For just the second time since 1904, a men’s Olympic golf champion was crowned yesterday at the at Kasumigaseki Country Club, just outside Tokyo. He’s come close in  a few major championships without winning one but on this big-time occasion no one could get the better of 27-year-old Xander Schauffele. 

The winner of the gold medal in Rio de Janeiro in 2016, with the golf competition restored after a 112-year hiatus, had been Justin Rose, who recently told James Corrigan in the Daily Telegraph: “It’s funny. When guests come over to the house, they want to see my [Olympic] medal first and my US Open trophy [from 2013] second. And they ask me as many questions about Rio as they do about the Ryder Cup.”

If the Olympics had been held on schedule last summer, Rose would likely have qualified to make the Team GB line-up. Instead that honour went to Paul Casey and Tommy Fleetwood, but there was no escaping the fact that the covid pandemic hurt the strength of the field, whether that was because players contracted the virus (like Bryson DeChambeau and Jon Rahm) or they had no interest in taking the risk (such as Brooks Koepka and Tyrrell Hatton). The outcome was that only three of the world’s top-10 were competing, all of them American – Collin Morikawa, Justin Thomas and Schauffele.

After a first round interrupted by storms, the surprise leader was Sepp Straka of Austria. Would he repeat the feat of his compatriot, Anna Kiesenhofer, who the previous Sunday had pedalled off into the distance to win the women’s cycling road race in a massive shock? Well, no he wouldn’t, but he did finish a respectable tied 10th, four shots behind Schauffele, who got up and down in two from 100 yards out at the last to seal the deal. 

By extraordinary coincidence, Schauffele’s grandparents live in Tokyo. “I’m probably going to have a nice call with them tonight,” he said. He also said: “I really wanted to win for my dad. I am sure he is crying somewhere right now. I kind of wanted this one more than any other.”

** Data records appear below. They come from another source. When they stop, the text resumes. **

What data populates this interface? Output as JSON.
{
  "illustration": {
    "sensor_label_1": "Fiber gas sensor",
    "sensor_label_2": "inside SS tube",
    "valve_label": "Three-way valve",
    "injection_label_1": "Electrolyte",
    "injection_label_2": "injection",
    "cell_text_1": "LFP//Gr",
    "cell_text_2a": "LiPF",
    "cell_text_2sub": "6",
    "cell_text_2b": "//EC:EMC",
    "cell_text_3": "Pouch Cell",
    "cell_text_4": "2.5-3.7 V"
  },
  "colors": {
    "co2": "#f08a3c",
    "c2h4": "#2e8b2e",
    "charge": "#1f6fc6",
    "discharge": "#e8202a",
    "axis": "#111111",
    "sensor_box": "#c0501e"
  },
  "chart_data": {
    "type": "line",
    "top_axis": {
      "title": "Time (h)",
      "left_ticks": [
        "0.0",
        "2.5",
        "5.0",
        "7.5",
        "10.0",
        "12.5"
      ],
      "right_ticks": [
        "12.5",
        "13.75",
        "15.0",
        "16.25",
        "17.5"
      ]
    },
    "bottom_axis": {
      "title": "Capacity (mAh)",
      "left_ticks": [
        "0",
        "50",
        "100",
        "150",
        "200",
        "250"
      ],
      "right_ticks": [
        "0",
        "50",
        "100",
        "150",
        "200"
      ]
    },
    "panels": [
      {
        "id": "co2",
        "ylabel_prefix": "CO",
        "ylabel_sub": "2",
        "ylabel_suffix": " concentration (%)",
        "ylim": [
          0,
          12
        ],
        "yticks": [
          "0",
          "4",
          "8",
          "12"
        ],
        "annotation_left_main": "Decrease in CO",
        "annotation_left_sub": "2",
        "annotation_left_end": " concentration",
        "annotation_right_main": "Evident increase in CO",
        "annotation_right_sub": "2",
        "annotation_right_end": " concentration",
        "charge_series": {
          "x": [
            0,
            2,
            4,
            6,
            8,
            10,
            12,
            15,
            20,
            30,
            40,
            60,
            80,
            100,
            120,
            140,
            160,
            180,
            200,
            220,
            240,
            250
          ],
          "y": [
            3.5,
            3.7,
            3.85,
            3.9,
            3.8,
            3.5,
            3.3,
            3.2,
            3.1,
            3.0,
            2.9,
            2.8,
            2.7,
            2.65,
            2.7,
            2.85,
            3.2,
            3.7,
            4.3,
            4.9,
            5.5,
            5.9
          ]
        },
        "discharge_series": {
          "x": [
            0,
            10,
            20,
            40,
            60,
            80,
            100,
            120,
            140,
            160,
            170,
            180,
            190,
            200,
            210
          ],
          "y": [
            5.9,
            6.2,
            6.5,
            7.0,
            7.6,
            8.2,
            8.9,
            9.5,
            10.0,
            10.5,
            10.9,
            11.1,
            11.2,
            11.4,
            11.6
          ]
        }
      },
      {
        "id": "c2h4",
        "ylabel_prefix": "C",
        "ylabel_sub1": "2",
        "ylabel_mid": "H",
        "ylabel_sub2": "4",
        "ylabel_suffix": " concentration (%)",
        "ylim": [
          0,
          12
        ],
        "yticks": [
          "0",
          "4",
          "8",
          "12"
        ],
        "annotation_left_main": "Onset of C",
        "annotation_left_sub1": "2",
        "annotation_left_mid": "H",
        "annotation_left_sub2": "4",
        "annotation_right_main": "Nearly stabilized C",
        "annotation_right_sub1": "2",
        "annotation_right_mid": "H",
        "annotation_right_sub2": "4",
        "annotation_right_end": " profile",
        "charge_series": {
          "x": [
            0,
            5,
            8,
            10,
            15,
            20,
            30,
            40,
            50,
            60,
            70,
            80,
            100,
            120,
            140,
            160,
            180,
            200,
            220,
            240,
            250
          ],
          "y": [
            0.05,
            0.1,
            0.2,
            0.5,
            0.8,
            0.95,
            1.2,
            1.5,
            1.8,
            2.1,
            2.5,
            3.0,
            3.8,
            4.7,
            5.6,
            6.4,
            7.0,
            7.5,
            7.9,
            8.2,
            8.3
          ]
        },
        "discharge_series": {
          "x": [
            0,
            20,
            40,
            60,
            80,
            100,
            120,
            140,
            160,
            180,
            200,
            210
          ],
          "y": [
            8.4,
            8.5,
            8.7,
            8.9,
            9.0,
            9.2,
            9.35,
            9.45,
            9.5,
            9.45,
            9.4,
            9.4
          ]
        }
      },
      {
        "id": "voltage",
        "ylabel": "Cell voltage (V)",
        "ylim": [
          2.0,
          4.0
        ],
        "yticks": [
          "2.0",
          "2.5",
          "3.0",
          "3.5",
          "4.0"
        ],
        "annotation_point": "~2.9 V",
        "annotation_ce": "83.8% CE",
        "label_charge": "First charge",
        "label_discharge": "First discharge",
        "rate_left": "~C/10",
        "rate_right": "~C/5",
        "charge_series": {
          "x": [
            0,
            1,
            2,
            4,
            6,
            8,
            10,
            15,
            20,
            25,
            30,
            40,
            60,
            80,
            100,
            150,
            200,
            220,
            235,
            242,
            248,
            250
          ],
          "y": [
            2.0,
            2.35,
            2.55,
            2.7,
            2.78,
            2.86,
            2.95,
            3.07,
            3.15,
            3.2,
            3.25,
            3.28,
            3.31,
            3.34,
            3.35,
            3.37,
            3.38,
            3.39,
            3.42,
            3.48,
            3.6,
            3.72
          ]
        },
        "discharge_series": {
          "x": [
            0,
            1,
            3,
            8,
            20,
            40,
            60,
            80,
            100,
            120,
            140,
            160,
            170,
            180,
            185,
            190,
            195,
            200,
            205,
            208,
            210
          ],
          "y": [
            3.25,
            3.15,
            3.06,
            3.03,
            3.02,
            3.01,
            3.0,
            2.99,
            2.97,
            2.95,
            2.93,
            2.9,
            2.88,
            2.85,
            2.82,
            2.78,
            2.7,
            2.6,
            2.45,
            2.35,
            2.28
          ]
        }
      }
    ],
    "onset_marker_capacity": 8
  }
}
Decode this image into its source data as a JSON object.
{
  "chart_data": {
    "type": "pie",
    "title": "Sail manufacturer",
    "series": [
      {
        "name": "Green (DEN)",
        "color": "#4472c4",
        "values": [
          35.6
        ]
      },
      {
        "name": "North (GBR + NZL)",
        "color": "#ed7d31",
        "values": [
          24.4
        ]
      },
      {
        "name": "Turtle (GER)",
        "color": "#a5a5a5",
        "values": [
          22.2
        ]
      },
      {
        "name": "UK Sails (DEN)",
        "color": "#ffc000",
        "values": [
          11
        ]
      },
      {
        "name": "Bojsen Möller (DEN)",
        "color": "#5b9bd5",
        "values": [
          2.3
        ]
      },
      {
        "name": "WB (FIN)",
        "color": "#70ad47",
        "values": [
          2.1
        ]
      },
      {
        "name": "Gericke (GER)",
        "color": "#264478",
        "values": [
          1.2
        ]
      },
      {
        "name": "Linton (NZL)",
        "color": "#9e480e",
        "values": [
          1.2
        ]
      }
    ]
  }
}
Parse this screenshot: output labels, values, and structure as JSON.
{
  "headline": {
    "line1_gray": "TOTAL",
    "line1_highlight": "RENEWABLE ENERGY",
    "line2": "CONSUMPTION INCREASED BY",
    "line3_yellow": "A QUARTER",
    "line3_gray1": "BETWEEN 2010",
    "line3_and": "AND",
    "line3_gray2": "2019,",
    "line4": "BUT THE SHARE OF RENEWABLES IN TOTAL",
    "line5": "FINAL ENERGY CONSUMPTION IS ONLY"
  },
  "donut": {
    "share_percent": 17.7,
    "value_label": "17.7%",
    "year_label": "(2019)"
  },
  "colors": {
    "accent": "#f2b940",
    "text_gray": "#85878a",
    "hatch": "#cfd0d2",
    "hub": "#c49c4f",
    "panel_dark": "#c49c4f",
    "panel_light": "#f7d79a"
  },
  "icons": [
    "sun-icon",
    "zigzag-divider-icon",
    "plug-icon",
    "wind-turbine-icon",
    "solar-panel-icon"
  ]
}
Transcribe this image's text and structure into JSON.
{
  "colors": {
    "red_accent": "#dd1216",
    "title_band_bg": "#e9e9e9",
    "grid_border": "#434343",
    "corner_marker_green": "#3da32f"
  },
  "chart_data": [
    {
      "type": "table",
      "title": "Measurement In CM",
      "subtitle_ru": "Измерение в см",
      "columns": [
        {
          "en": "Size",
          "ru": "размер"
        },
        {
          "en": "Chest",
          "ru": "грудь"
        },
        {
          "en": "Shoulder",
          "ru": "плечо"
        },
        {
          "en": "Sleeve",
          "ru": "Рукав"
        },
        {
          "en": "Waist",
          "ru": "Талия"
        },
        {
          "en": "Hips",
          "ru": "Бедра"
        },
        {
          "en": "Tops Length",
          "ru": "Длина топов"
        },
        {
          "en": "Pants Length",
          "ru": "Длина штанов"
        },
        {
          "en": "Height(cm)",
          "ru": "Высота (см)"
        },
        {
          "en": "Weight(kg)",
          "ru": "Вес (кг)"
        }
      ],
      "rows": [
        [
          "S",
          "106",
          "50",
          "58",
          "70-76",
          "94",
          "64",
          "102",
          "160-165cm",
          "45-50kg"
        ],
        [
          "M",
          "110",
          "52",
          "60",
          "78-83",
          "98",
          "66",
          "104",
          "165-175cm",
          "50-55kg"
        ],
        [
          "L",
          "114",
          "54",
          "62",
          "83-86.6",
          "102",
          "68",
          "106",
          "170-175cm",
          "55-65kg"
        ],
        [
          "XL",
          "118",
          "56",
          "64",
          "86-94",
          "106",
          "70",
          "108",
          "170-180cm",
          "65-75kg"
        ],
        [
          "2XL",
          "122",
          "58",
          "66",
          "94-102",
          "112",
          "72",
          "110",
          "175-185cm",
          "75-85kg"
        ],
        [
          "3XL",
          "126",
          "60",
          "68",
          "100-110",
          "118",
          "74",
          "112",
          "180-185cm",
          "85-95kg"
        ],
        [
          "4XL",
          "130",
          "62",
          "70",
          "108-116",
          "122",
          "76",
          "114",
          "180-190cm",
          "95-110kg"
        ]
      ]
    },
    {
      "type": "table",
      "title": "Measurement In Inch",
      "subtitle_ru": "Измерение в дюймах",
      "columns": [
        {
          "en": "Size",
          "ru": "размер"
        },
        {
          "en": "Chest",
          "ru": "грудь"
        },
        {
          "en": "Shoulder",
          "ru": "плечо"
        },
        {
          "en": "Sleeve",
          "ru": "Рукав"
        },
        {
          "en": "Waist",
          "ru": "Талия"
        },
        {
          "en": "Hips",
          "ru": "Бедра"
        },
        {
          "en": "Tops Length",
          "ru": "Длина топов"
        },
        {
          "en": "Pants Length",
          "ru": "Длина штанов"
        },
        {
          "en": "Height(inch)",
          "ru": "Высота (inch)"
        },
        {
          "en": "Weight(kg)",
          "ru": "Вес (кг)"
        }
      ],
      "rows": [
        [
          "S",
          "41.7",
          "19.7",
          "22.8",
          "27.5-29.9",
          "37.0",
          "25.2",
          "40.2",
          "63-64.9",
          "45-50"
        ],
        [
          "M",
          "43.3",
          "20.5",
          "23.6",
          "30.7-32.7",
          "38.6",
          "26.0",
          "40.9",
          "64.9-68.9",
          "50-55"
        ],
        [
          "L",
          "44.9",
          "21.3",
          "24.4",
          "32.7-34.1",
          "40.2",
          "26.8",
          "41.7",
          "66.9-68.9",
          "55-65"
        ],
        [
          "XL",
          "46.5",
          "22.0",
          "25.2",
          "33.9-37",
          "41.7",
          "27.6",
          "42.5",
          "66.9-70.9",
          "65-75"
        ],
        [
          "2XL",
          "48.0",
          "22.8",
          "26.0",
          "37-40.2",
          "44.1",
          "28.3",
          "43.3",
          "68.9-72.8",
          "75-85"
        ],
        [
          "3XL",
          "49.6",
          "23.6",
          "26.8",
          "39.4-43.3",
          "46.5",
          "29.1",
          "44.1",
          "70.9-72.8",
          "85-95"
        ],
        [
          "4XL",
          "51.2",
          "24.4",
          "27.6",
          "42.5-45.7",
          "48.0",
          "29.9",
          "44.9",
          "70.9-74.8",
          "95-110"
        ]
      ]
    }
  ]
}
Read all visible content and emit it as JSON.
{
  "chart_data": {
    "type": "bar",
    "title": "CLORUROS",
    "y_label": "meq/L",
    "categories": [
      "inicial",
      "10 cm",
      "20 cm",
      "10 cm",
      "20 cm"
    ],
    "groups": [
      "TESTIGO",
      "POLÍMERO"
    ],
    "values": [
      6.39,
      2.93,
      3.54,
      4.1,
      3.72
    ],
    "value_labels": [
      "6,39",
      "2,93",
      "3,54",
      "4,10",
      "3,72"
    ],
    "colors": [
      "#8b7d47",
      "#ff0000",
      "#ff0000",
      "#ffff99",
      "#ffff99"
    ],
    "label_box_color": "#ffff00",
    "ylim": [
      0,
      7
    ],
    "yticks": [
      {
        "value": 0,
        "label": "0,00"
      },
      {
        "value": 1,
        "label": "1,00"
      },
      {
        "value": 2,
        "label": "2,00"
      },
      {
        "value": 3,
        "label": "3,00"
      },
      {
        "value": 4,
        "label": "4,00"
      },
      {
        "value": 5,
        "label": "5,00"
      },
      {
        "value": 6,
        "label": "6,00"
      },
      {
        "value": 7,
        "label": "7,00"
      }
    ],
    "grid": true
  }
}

The Californian finished on 18 under par, a shot clear of the South African born, American-based, now Slovakian citizen, Rory Sabbatini, who closed with a brilliant 61. Behind him there was a seven-way playoff for bronze, eventually won by C.T. Pan of Taipei, which left, among the six players in fourth place, the aforementioned Casey; the aforementioned Morikawa, the new Open champion; Hideki Matsuyama, the Masters champion and home idol; and Rory McIlroy.

“I’ve never tried so hard in my life to finish third,” the Irishman said. “This is not just another golf tournament. It’s bigger than that. I feel like golf has its Olympic Games four times a year but this has a different feeling. I’m already excited for what’s ahead and my next Olympic experience.”

Finally, back to the Daily Telegraph. On the day before the men’s golf tournament got underway in Tokyo, there was a splendidly Colonel Blimp-style letter published in the newspaper from a gentleman in the northeast. “Is there anyone in this country working at present?” he began. “My golf course and the surrounding area suggest not. The course is fully booked every day and we are inundated with people, presumably on holiday.”

I trust he won’t be in your fourball between now and the end of the summer.